Затем, буквально следуя совету Радко, улегся Хотен на лопаты, прикрытые рогожей. Железо к железу, надо же… А больше ничего умного и не пришло ему в голову, когда валялся на твердом, глаза уставив в полосу голубого неба над дорогой-просекой. Хлопотная выдалась ему в последние месяцы служба: вечно летишь, как на пожар, нет времени остановиться, подумать, принять обоснованное решение. Великий князь за тебя решает, и таким рубакам, как Радко, оно, быть может, и по нраву, что не нужно трудить голову… Впрочем, сейчас должно бы стать по нраву и ему, Хотену: ведь как только позволишь себе отвлечься от будних дел похода, так и вспоминается все это несусветное позорище…
– Эй, хозяин, что с тобою?
И увидел Хотен, как склонилось над ним узкое личико Прилепы, и глупую тревогу о себе прочитал в ее безобразно огромных глазах.
– Со мной – ничего.
– А стонал тогда зачем?
– Сон тяжкий приснился, Прилепа. Это хорошо, что ты уже в шлеме и в кольчуге. Однако знать тебе надобно, что дружинник засыпает, как только выдастся для того свободная минутка.
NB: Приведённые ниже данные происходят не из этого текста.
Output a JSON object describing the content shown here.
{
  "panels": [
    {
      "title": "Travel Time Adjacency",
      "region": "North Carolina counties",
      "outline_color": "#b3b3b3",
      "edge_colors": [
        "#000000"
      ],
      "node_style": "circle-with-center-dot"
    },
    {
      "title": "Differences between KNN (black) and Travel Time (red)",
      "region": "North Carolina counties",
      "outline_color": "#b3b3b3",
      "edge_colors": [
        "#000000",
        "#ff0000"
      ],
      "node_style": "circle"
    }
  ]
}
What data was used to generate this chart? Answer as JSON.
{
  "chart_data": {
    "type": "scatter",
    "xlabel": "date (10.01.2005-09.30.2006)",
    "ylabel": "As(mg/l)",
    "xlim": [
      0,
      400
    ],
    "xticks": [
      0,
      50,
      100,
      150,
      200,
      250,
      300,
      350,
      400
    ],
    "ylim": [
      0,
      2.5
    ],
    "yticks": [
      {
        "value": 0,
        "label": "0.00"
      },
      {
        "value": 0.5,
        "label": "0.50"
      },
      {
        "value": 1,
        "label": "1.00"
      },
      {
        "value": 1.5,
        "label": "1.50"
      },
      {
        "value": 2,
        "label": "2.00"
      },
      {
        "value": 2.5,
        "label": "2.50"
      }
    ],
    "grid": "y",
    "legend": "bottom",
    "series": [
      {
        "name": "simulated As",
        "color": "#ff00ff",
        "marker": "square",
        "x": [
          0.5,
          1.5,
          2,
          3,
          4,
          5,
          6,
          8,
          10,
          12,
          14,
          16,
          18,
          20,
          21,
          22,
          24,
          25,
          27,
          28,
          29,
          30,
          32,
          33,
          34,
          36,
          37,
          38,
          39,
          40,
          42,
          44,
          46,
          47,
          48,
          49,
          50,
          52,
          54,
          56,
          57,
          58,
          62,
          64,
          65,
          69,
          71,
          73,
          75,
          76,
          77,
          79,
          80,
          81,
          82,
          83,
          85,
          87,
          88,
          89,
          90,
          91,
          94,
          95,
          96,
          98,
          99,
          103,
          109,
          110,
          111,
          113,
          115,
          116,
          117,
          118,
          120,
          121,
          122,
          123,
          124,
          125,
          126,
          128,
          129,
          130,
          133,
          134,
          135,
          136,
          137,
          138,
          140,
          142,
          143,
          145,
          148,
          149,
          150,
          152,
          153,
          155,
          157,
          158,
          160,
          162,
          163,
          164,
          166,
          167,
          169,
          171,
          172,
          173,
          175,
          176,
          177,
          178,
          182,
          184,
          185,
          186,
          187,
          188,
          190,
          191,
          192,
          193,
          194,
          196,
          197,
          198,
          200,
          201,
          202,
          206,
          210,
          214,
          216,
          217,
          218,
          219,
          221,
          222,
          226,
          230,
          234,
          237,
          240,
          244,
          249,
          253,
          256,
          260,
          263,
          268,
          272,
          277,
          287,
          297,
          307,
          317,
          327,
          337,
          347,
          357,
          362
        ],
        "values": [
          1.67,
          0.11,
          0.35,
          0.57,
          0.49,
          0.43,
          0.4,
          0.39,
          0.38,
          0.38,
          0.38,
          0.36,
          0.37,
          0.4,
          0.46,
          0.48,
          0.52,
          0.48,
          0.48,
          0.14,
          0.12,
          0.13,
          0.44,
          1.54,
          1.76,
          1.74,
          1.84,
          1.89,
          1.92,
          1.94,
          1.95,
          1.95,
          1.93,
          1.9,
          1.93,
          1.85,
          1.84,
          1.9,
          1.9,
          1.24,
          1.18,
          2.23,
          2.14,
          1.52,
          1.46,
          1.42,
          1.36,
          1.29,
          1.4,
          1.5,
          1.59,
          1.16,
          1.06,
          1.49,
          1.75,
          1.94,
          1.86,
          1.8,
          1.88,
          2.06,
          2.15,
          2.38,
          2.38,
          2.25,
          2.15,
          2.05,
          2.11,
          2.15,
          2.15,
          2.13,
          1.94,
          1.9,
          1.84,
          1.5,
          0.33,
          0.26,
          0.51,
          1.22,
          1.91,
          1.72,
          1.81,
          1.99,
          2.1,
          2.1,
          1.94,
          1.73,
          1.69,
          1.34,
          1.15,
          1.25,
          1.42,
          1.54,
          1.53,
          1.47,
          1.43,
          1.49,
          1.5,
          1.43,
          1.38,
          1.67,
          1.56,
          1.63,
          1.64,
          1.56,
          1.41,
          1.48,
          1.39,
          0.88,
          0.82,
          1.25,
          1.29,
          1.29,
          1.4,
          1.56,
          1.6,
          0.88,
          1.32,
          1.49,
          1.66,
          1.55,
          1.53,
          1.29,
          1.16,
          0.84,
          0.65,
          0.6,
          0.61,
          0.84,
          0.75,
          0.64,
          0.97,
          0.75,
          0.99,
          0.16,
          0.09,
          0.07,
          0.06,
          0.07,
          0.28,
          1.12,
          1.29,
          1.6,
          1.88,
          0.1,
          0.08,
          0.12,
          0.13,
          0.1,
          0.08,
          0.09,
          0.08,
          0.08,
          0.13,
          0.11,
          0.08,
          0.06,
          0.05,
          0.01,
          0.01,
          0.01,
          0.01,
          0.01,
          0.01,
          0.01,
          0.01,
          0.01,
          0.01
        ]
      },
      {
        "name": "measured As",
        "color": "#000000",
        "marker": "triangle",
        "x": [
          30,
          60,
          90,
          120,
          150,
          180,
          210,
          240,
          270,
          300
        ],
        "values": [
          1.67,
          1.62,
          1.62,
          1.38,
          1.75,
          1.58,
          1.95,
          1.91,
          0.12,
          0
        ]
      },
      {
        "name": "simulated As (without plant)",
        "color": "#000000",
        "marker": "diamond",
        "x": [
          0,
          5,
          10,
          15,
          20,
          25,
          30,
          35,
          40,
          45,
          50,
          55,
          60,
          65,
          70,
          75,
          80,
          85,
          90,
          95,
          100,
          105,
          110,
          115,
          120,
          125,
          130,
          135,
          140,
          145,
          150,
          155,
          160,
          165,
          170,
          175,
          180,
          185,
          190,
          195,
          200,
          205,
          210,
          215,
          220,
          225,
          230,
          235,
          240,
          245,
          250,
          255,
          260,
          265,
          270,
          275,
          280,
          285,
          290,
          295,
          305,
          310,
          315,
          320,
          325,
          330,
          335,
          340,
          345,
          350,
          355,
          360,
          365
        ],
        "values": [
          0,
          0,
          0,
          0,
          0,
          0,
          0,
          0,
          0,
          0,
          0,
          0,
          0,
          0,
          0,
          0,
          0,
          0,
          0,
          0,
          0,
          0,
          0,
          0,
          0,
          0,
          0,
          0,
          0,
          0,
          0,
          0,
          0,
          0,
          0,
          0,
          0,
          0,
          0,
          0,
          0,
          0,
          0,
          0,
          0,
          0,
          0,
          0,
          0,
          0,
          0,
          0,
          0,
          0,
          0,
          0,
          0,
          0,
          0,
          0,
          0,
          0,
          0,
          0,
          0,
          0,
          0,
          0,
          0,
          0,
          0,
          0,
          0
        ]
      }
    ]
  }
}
Там на привале прикорнул, там подремал в седле, и за сутки набегает, что выспался человек.
– А не врешь?
– Стану я тебе врать, много чести…
– Нет, что заснул – не врешь?
Хотен отмахнулся от девчонки и снова закрыл глаза. Есть ему о чем подумать и кроме рогов, коими наградила его расторопная женушка. Вот об этом нападении на дозорного хотя бы, как Радко распорядился. А не на что обижаться, в походе децкий – главный…
Дружинники вернулись через час, не меньше. Радко был мрачен, как туча, остальные злы.
– Теперь твоя работа, емец! – пробурчал. – Эй, мужи, да расступитесь же вы, едри его в корень!
Дружинники, ответно матерясь, разъехались в стороны, и Хотен подошел к телу Иванка, перекинутому через седло. Попросил, чтобы помогли снять, положить на траву. Прилепа за спиною взвизгнула. Хотен быстро осмотрел покойника и еще больше нахмурился. Подозвал Радко, попросил его спешиться («Хоть ноги разомнешь»). Они отошли в сторону, сели на обочине.